L'article du "Monde" du 9 avril 2015 consacré à la suppression des langues anciennes et intitulé "Aux armes et cætera" mérite quelques petits rectificatifs.

Il comporte en effet plusieurs erreurs factuelles, plus ou moins graves. Contrairement à ce qu'il affirme :

- Le latin n'est plus dispensé dans des classes de latinistes depuis longtemps, sauf exception. Les latinistes et hellénistes, répartis sur plusieurs classes, subissent par conséquent des horaires d'options souvent pénibles en raison des alignements rendus nécessaires.

- Les langues anciennes ne sont absolument pas prises en compte dans l'affectation post-3e à Paris.

- Mais surtout il est faux d'affirmer que "le latin sera bien enseigné, à compter de la rentrée 2016, dans le cadre de nouveaux « modules interdisciplinaires »". Les EPI ne permettent en effet pas l'enseignement des langues anciennes, de l'aveu même des représentants du ministère.

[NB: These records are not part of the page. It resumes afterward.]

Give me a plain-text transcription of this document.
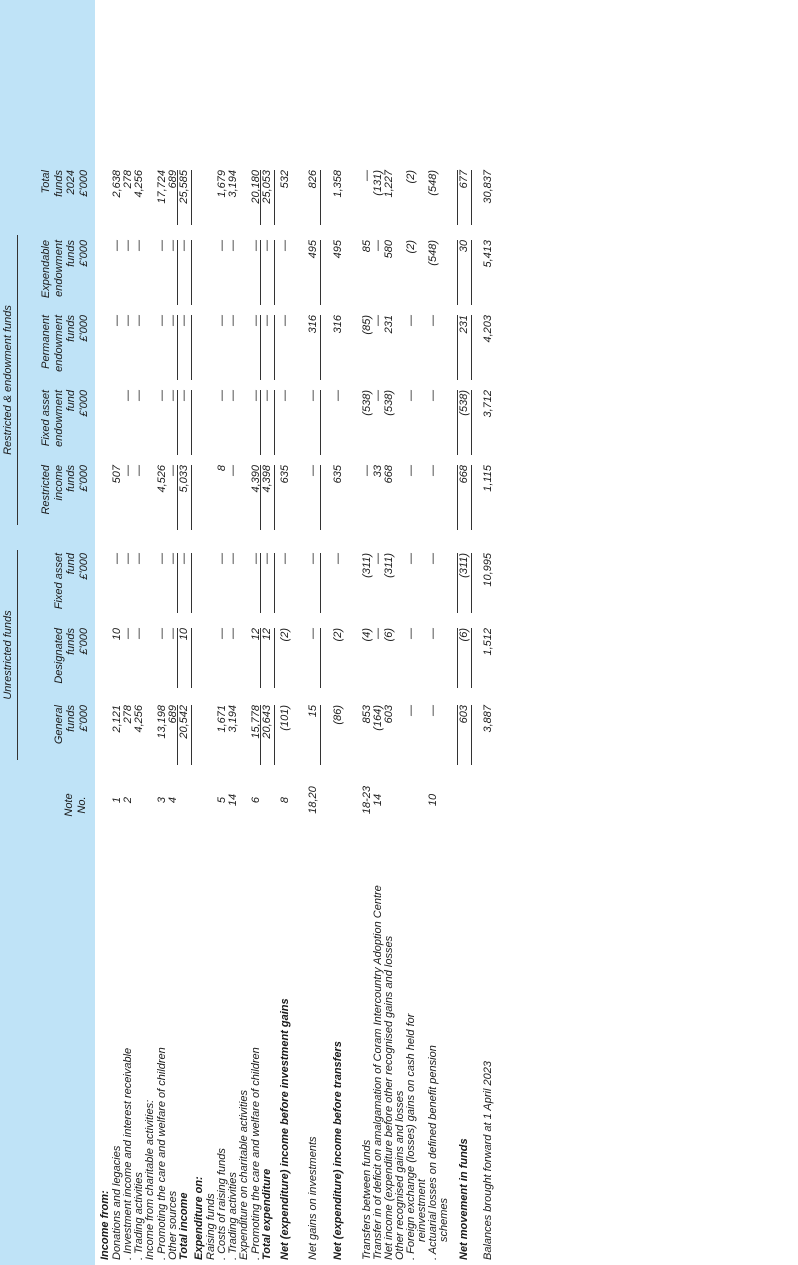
Unrestricted funds
Restricted & endowment funds
Note No.
General funds £'000
Designated funds £'000
Fixed asset fund £'000
Restricted income funds £'000
Fixed asset endowment fund £'000
Permanent endowment funds £'000
Expendable endowment funds £'000
Total funds 2024 £'000
Income from: Donations and legacies
1
2,121
10
—
507
—
—
2,638
. Investment income and interest receivable
2
278
—
—
—
—
—
—
278
. Trading activities
4,256
—
—
—
—
—
—
4,256
Income from charitable activities: . Promoting the care and welfare of children
3
13,198
—
—
4,526
—
—
—
17,724
Other sources
4
689
—
—
—
—
—
—
689
Total income
20,542
10
—
5,033
—
—
—
25,585
Expenditure on: Raising funds . Costs of raising funds
5
1,671
—
—
8
—
—
—
1,679
. Trading activities
14
3,194
—
—
—
—
—
—
3,194
Expenditure on charitable activities . Promoting the care and welfare of children
6
15,778
12
—
4,390
—
—
—
20,180
Total expenditure
20,643
12
—
4,398
—
—
—
25,053
Net (expenditure) income before investment gains
8
(101)
(2)
—
635
—
—
—
532
Net gains on investments
18,20
15
—
—
—
—
316
495
826
Net (expenditure) income before transfers
(86)
(2)
—
635
—
316
495
1,358
Transfers between funds
18-23
853
(4)
(311)
—
(538)
(85)
85
—
Transfer in of deficit on amalgamation of Coram Intercountry Adoption Centre
14
(164)
—
—
33
—
—
—
(131)
Net income (expenditure before other recognised gains and losses
603
(6)
(311)
668
(538)
231
580
1,227
Other recognised gains and losses . Foreign exchange (losses) gains on cash held for
—
—
—
—
—
—
(2)
(2)
reinvestment . Actuarial losses on defined benefit pension
10
—
—
—
—
—
—
(548)
(548)
schemes Net movement in funds
603
(6)
(311)
668
(538)
231
30
677
Balances brought forward at 1 April 2023
3,887
1,512
10,995
1,115
3,712
4,203
5,413
30,837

Comment croire enfin, en citant un Bourdieu des années 1960, que le latin serait le marqueur de l'élitisme scolaire dans l'école de 2015, quand la filière littéraire est aujourd'hui mourante, dans le secondaire comme dans le supérieur, et que la filière scientifique est devenue la voie royale depuis plusieurs décennies ?

Cette suppression brutale des options de langues anciennes ne fera d'ailleurs qu'aggraver un peu plus ce phénomène contre lequel tous les ministres de l’Éducation nationale successifs prétendent lutter.

In cauda venenum

L'auteur de l'article donne in fine raison au ministère en opposant grossièrement les académies de Créteil et de Paris (dans laquelle 1/5 des établissements publics sont classés REP ou REP+ et dans laquelle 1/3 des collégiens sont scolarisés dans le privé) : mais ce serait évoquer une ségrégation bien réelle.

Dommage que l'opportune "source ministérielle" du "Monde" n'indique pas combien de postes de lettres classiques, une discipline déjà largement déficitaire (deux postes sur trois non pourvus en 2014), ne sont pas pourvus dans cette académie elle-même déficitaire.

Ou qu'elle n'indique pas combien d'élèves de REP sont actuellement latinistes ou hellénistes et seront donc privés de cette opportunité dans le collège 2016.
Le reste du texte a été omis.